Topping Off vs. Replacement

It’s not common to have to replace your brake fluid, and it isn’t a task that you’ll want to complete on your own. During a fluid change, any air remaining in your brake lines will cause your brakes to perform improperly. Most of the time you will simply add a small amount of fluid if the levels are low. If your fluid reservoir goes dry, you have a brake issue that needs immediate attention, and the repair will require the "bleeding" of the brake lines.

Signs of Brake Problems

It’s important to recognize common symptoms of brake problems so they can be attended to, either by yourself or a brake professional.

A mushy brake pedal often means that you have air in your lines or that your pads are excessively worn. Again, you will most likely need to bleed the brakes to solve this issue. If you aren’t sure how to properly bleed the brakes, consider having a mechanic take care of it for you.

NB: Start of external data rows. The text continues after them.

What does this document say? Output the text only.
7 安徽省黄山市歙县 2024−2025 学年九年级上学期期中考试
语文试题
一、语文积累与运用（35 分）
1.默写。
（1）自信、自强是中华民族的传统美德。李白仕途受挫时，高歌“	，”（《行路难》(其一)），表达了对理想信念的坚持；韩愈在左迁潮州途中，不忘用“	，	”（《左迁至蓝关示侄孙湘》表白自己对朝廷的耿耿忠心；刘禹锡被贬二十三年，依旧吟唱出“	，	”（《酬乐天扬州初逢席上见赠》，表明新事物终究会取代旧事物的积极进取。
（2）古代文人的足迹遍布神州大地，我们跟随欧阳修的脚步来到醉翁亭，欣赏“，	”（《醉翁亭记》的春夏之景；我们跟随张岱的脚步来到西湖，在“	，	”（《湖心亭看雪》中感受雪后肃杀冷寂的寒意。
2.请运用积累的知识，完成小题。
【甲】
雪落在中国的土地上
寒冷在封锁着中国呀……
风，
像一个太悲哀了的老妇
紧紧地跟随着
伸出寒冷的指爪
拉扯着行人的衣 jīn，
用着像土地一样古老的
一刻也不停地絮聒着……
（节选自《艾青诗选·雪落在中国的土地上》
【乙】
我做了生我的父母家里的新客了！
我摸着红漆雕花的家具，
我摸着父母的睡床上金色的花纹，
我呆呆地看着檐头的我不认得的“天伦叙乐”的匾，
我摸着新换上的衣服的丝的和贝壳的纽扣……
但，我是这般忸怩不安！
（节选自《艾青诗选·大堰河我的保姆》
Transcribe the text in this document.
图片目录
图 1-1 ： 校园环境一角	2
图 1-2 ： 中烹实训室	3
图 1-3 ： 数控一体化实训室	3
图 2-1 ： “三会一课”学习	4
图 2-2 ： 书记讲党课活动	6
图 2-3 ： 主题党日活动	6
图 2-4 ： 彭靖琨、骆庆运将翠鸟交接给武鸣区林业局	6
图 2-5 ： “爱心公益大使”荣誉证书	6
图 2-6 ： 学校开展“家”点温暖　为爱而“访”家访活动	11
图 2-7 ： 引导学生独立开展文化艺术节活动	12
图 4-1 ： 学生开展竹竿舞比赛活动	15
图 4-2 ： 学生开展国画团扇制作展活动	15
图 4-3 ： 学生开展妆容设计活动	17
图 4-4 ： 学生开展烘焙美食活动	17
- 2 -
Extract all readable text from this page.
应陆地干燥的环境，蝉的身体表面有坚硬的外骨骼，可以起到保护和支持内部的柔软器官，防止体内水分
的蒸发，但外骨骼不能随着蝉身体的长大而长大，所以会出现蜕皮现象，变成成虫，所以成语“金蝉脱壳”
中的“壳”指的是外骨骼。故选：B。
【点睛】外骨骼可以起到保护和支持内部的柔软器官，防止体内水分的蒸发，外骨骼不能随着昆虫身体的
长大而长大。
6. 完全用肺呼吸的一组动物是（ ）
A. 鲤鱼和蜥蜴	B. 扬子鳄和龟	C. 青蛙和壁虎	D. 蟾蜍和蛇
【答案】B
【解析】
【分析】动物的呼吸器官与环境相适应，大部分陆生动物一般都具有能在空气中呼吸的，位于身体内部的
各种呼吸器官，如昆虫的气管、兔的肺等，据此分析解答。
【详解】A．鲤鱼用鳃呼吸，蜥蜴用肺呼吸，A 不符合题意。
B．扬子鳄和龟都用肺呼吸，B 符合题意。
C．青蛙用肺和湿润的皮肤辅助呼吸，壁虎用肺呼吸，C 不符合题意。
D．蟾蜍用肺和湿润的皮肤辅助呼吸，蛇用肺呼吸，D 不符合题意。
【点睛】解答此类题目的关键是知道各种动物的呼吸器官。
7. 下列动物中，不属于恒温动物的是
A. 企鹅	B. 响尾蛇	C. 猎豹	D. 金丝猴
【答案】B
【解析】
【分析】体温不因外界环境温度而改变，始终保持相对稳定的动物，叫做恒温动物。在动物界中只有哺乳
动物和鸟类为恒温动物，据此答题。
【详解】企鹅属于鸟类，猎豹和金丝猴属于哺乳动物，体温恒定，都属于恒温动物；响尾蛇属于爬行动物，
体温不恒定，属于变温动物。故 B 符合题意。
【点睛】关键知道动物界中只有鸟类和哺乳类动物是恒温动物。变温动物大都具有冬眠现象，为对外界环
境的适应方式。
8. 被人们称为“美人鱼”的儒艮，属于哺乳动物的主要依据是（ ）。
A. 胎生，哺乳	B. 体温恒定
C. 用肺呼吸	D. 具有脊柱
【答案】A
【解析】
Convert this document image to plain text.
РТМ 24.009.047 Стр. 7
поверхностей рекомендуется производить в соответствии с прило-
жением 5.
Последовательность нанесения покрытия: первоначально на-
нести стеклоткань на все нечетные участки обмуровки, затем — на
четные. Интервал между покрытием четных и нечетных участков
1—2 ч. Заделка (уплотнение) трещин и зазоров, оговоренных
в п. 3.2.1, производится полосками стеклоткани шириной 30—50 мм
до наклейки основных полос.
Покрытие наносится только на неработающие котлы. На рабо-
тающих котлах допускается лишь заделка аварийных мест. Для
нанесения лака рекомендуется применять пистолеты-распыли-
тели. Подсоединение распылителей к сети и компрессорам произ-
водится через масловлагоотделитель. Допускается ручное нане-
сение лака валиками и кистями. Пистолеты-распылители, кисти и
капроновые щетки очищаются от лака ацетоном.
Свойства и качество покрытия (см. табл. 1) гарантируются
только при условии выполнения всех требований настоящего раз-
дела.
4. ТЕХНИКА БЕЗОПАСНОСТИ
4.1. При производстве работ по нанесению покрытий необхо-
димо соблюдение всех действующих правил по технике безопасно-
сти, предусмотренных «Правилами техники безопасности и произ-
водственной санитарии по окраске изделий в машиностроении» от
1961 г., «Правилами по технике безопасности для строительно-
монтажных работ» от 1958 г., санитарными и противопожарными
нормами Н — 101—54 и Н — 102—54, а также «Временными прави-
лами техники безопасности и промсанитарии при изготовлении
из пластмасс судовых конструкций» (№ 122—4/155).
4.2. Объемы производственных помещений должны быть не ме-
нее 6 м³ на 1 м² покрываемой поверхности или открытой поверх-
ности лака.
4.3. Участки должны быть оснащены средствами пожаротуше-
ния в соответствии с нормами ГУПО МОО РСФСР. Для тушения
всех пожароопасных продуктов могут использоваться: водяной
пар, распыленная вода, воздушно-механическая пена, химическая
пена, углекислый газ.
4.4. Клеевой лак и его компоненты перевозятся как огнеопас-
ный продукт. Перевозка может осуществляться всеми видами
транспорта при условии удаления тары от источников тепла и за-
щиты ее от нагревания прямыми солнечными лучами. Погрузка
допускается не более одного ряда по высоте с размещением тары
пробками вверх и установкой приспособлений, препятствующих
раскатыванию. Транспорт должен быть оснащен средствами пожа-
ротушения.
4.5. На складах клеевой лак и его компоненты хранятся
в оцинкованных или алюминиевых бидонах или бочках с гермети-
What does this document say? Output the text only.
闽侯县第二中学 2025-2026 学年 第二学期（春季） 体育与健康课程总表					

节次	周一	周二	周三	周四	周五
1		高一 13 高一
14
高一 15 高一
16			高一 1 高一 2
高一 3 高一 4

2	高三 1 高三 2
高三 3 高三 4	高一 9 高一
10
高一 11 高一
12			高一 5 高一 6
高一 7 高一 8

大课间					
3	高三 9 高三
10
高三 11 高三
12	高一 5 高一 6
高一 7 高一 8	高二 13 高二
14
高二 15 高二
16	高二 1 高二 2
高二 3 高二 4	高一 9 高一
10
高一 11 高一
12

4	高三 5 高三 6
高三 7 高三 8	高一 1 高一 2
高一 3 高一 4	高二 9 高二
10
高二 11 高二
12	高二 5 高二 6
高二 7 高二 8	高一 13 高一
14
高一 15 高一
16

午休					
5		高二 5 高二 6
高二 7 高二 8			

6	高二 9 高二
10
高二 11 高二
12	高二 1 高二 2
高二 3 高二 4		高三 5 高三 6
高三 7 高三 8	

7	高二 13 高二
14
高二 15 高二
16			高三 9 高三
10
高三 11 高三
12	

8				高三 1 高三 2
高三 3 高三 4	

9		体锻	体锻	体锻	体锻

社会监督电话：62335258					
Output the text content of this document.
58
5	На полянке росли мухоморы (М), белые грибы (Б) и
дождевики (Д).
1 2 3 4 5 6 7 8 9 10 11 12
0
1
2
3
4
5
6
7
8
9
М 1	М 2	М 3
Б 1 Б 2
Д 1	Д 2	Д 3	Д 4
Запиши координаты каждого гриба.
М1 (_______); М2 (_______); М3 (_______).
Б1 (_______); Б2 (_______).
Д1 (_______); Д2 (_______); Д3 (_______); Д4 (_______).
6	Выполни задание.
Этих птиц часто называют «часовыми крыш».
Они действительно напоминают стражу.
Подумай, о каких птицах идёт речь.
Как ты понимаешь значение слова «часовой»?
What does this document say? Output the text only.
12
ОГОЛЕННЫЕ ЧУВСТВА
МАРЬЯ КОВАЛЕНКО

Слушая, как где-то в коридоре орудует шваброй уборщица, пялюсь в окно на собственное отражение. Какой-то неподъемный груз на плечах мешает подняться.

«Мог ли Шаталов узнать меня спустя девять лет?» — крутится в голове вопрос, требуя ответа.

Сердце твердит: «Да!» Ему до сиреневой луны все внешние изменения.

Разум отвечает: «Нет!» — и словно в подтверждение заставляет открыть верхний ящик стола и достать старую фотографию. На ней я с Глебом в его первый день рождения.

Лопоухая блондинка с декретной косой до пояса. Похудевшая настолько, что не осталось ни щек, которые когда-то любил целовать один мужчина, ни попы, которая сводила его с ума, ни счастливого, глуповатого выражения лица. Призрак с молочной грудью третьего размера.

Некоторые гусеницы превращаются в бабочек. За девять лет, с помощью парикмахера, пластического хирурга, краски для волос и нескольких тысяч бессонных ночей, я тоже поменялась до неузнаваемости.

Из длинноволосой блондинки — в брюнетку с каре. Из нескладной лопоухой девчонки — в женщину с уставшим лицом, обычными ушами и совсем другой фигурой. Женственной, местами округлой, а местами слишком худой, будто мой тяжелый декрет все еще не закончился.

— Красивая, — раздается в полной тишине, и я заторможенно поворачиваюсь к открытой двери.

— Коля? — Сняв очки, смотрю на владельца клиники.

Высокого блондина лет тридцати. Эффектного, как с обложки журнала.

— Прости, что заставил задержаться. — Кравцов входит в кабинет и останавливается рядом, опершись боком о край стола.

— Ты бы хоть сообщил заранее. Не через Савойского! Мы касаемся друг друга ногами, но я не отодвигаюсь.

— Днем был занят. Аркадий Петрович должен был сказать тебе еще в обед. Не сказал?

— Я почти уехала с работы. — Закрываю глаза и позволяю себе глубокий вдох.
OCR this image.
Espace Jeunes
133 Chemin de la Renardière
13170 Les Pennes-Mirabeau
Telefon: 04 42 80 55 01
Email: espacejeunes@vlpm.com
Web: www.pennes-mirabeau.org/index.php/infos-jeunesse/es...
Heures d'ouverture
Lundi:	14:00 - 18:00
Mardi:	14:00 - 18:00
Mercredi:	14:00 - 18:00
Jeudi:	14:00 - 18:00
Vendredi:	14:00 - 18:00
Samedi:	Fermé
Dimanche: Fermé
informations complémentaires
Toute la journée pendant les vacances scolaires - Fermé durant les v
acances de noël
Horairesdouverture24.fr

Pulsing brakes are usually a sign of unevenly worn brake rotors. To check for this issue, remove the tire from your vehicle and look at the disc behind the tire that the brake pads are mounted on. If there are chunks missing, deep grooves or irregular indentations in the rotors, the rotors will need replacement, along with the brake pads.

A screeching or scraping noise while braking is an indication that your brake pads are worn completely. To fix this issue, you can usually just swap in a new set of brake pads. In some instances, you’ll have to change the rotors as well if the worn pads have caused damage.

Adding Brake Fluid

To add brake fluid to your vehicle, pop the hood and look at the small plastic reservoir that says DOT 3, DOT 4 or DOT 5 on top of it. These designations indicate the type of brake fluid to use.  

To add fluid, unscrew the cap of the reservoir and carefully pour the proper DOT brake fluid into your vehicle. The reservoir will be marked with lines indicating a minimum and maximum fill level. Make sure the addition is somewhere in between the lines. Be careful not to spill any fluid on any painted surfaces as damage to the finish is likely.

Caring for the brakes of your vehicle is a difficult task, and many vehicle owners decide to leave it up to a garage instead. If you aren’t sure about handling your brake problems, please take your vehicle in for some professional work. It’s vital that your brake system remains in good shape to avoid any issues with stopping while you are driving around.